Indeed. Ten Years — that was when the Festina scandal occurred during the 1998 Tour de France that started in Dublin that year. That was the catalyst for a decade of problems for the sport with top rider after top rider testing positive — you’ve all heard the theory that when a butterfly flaps its wings in Brazil it causes a Hurricane in America? It ripped the sport apart, it was a slap in the face of its dedicated fans, and now, the cycling authorities finally believe they are getting on top of the problem and putting things to right.

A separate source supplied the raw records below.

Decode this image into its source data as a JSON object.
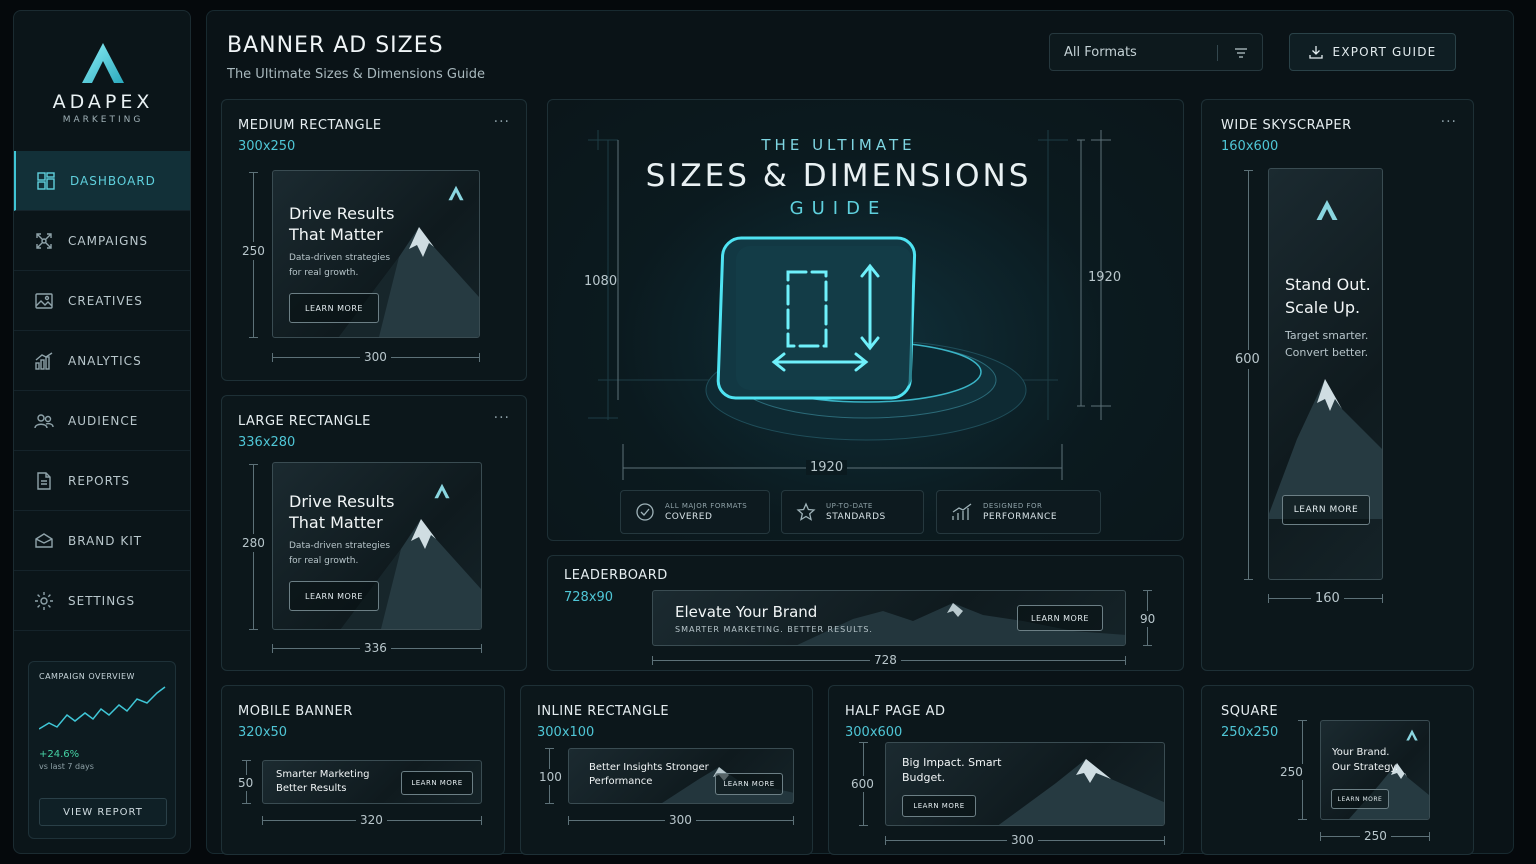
{
  "brand": {
    "name": "ADAPEX",
    "sub": "MARKETING"
  },
  "nav": [
    {
      "label": "DASHBOARD",
      "icon": "dashboard-icon",
      "active": true
    },
    {
      "label": "CAMPAIGNS",
      "icon": "campaigns-icon"
    },
    {
      "label": "CREATIVES",
      "icon": "creatives-icon"
    },
    {
      "label": "ANALYTICS",
      "icon": "analytics-icon"
    },
    {
      "label": "AUDIENCE",
      "icon": "audience-icon"
    },
    {
      "label": "REPORTS",
      "icon": "reports-icon"
    },
    {
      "label": "BRAND KIT",
      "icon": "brand-kit-icon"
    },
    {
      "label": "SETTINGS",
      "icon": "settings-icon"
    }
  ],
  "overview": {
    "title": "CAMPAIGN OVERVIEW",
    "change": "+24.6%",
    "period": "vs last 7 days",
    "button": "VIEW REPORT"
  },
  "header": {
    "title": "BANNER AD SIZES",
    "subtitle": "The Ultimate Sizes & Dimensions Guide",
    "filter": "All Formats",
    "export": "EXPORT GUIDE"
  },
  "colors": {
    "accent": "#4fc6d6",
    "positive": "#45d2a4",
    "bg": "#0a1317"
  },
  "hero": {
    "line1": "THE ULTIMATE",
    "line2": "SIZES & DIMENSIONS",
    "line3": "GUIDE",
    "dim_left": "1080",
    "dim_right": "1920",
    "dim_bottom": "1920",
    "badges": [
      {
        "l1": "ALL MAJOR FORMATS",
        "l2": "COVERED"
      },
      {
        "l1": "UP-TO-DATE",
        "l2": "STANDARDS"
      },
      {
        "l1": "DESIGNED FOR",
        "l2": "PERFORMANCE"
      }
    ]
  },
  "cards": {
    "medium": {
      "title": "MEDIUM RECTANGLE",
      "size": "300x250",
      "headline": "Drive Results That Matter",
      "text": "Data-driven strategies for real growth.",
      "cta": "LEARN MORE",
      "w": "300",
      "h": "250"
    },
    "large": {
      "title": "LARGE RECTANGLE",
      "size": "336x280",
      "headline": "Drive Results That Matter",
      "text": "Data-driven strategies for real growth.",
      "cta": "LEARN MORE",
      "w": "336",
      "h": "280"
    },
    "skyscraper": {
      "title": "WIDE SKYSCRAPER",
      "size": "160x600",
      "headline": "Stand Out. Scale Up.",
      "text": "Target smarter. Convert better.",
      "cta": "LEARN MORE",
      "w": "160",
      "h": "600"
    },
    "leaderboard": {
      "title": "LEADERBOARD",
      "size": "728x90",
      "headline": "Elevate Your Brand",
      "text": "SMARTER MARKETING. BETTER RESULTS.",
      "cta": "LEARN MORE",
      "w": "728",
      "h": "90"
    },
    "mobile": {
      "title": "MOBILE BANNER",
      "size": "320x50",
      "headline": "Smarter Marketing Better Results",
      "cta": "LEARN MORE",
      "w": "320",
      "h": "50"
    },
    "inline": {
      "title": "INLINE RECTANGLE",
      "size": "300x100",
      "headline": "Better Insights Stronger Performance",
      "cta": "LEARN MORE",
      "w": "300",
      "h": "100"
    },
    "halfpage": {
      "title": "HALF PAGE AD",
      "size": "300x600",
      "headline": "Big Impact. Smart Budget.",
      "cta": "LEARN MORE",
      "w": "300",
      "h": "600"
    },
    "square": {
      "title": "SQUARE",
      "size": "250x250",
      "headline": "Your Brand. Our Strategy.",
      "cta": "LEARN MORE",
      "w": "250",
      "h": "250"
    }
  },
  "card_menu": "···"
}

But does cycling deserve the bad press it gets because of the drug scandals?
Absolutely not.
No, cycling has all these problems because it tests more than any other sport in the world and its testing procedures are far more stringent than any other sport. Can you imagine this level of testing in something like the NFL or MLB? Half the players in the league would be booted out and various players would miss seasons because their teams were banned from competing. Can you imagine the Premier League if it tested this hard? I am almost certain you would have scandals, problems and a media outcry of epic proportions. In fact, it doesn’t bare thinking about.

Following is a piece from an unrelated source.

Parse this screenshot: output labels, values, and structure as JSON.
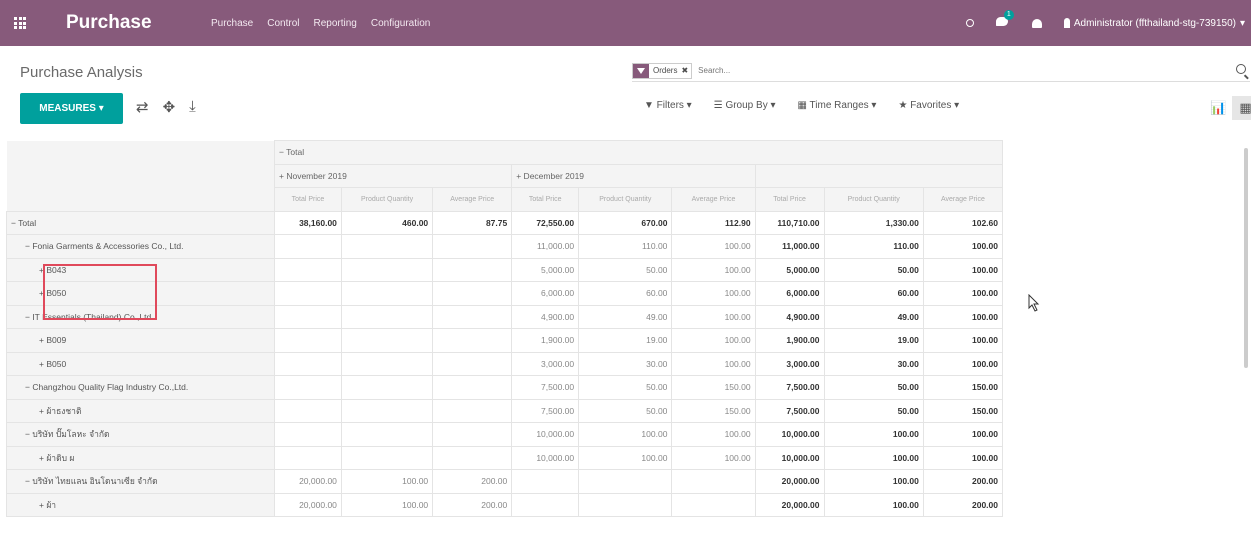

Is it a good thing for our sanity that our other favorite, high-end professional sports authorities are probably too scared to go to cycling’s levels to expose the real truth?

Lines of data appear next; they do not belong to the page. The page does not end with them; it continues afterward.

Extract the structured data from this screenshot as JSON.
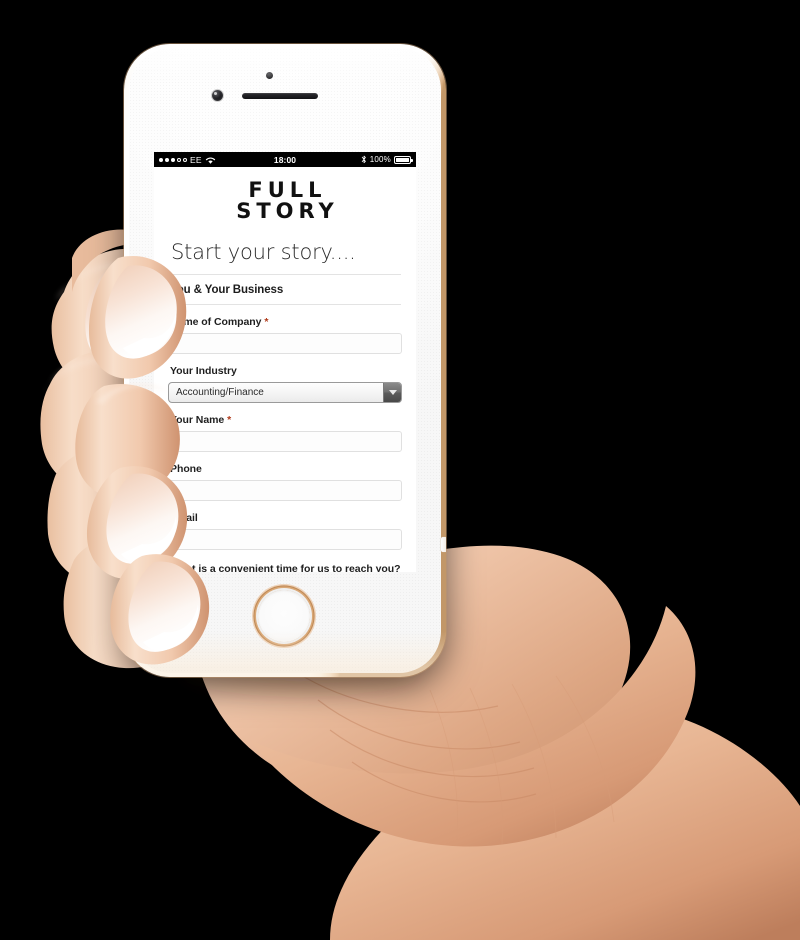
{
  "scene": {
    "background_color": "#000000",
    "description_name": "hand-holding-phone"
  },
  "device": {
    "name": "iphone",
    "finish_color": "#d9b48a",
    "body_color": "#ffffff"
  },
  "status_bar": {
    "signal_dots_filled": 3,
    "signal_dots_total": 5,
    "carrier": "EE",
    "wifi_icon": "wifi-icon",
    "time": "18:00",
    "bluetooth_icon": "bluetooth-icon",
    "battery_percent": "100%",
    "battery_level": 100
  },
  "screen": {
    "logo": {
      "line1": "FULL",
      "line2": "STORY"
    },
    "headline": "Start your story....",
    "section_title": "You & Your Business",
    "fields": [
      {
        "label": "Name of Company",
        "required": true,
        "required_marker": "*",
        "type": "text",
        "value": "",
        "placeholder": ""
      },
      {
        "label": "Your Industry",
        "required": false,
        "required_marker": "",
        "type": "select",
        "value": "Accounting/Finance",
        "placeholder": ""
      },
      {
        "label": "Your Name",
        "required": true,
        "required_marker": "*",
        "type": "text",
        "value": "",
        "placeholder": ""
      },
      {
        "label": "Phone",
        "required": false,
        "required_marker": "",
        "type": "text",
        "value": "",
        "placeholder": ""
      },
      {
        "label": "Email",
        "required": false,
        "required_marker": "",
        "type": "text",
        "value": "",
        "placeholder": ""
      }
    ],
    "question": "What is a convenient time for us to reach you?",
    "required_color": "#b03a1a"
  }
}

Cycling should be praised for its hard-line stance, for leading the fight within the sporting world against performance enhancing drugs. We cannot have it both ways:
Cycling cannot sit back and turn a blind eye to the problem only to have people criticise its testing procedures and so it does not deserve to take criticism from people because of the number of positive tests for being the leading sport in trying to expose the cheats and clean its sport up.
Hopefully that will remain my only rant on doping for this Tour de France. Hopefully the athletes we all hope to be clean — and hope is all we can do in this day and age — come to the fore and put on a master class of cycling that leaves us talking about the right side of the sport for the first time in many many years.
So, Who to Support?
I tend to try not to support anyone in the event these days, though I usually give in to that idea in the end. Anytime I have supported someone they either end up testing positive, join a team that are banned from the race or have some other cloud of doubt, suspicion or scandal around them. Such riders I have supported over the last number of years include, Jan Ulrich, Floyd Landis, Alberto Contador and Tom Boonen. None of them will be here this year so maybe I’ll cheer on Cadel Evans, Valverde and sprinter Mark Cavandish. You heard the cursing here first!
Where is the winner coming from?
If you mean ‘come from’ as in what team, then that is a very hard question to answer. This tour is as open as any there have been in the history of the race. One of possibly ten riders could come out victorious.
If you mean ‘come from’ as in their country of birth, and you’re looking to stake some money on the event then you might be worth your while looking at the Spanish entrant to the event. Last year the top ten overall included six Spaniards — Contador, Sastre, Zubeldia, Valverde, Astarloza and Pereiro — with only Contador not riding this time out.
With 2008 turning into the year of Spain (Nadal in the French open and potentially Wimbledon, and the nation winning Euro 2008), then one of them might be worth looking at.
Roll on Tomorrow.
So that’s a rough look at were we stand heading into the 2008 Tour de France and my thoughts on it. If I get the chance I will continue the preview with a list of the teams and their star riders, with a list of who to look for in the sprints for the green jersey, the king-of-the-mountains contenders and also the British Riders.
So, sit back, book a few half days off work for the mountain top stage finishes, place your bets, get ready for long hours in front of the TV, dream of riding up Alp D’Huez without actually having to go through the pain of doing it, stock the fridge full of cold beer and raise a glass to the 2008 TdF and pray for a clean one.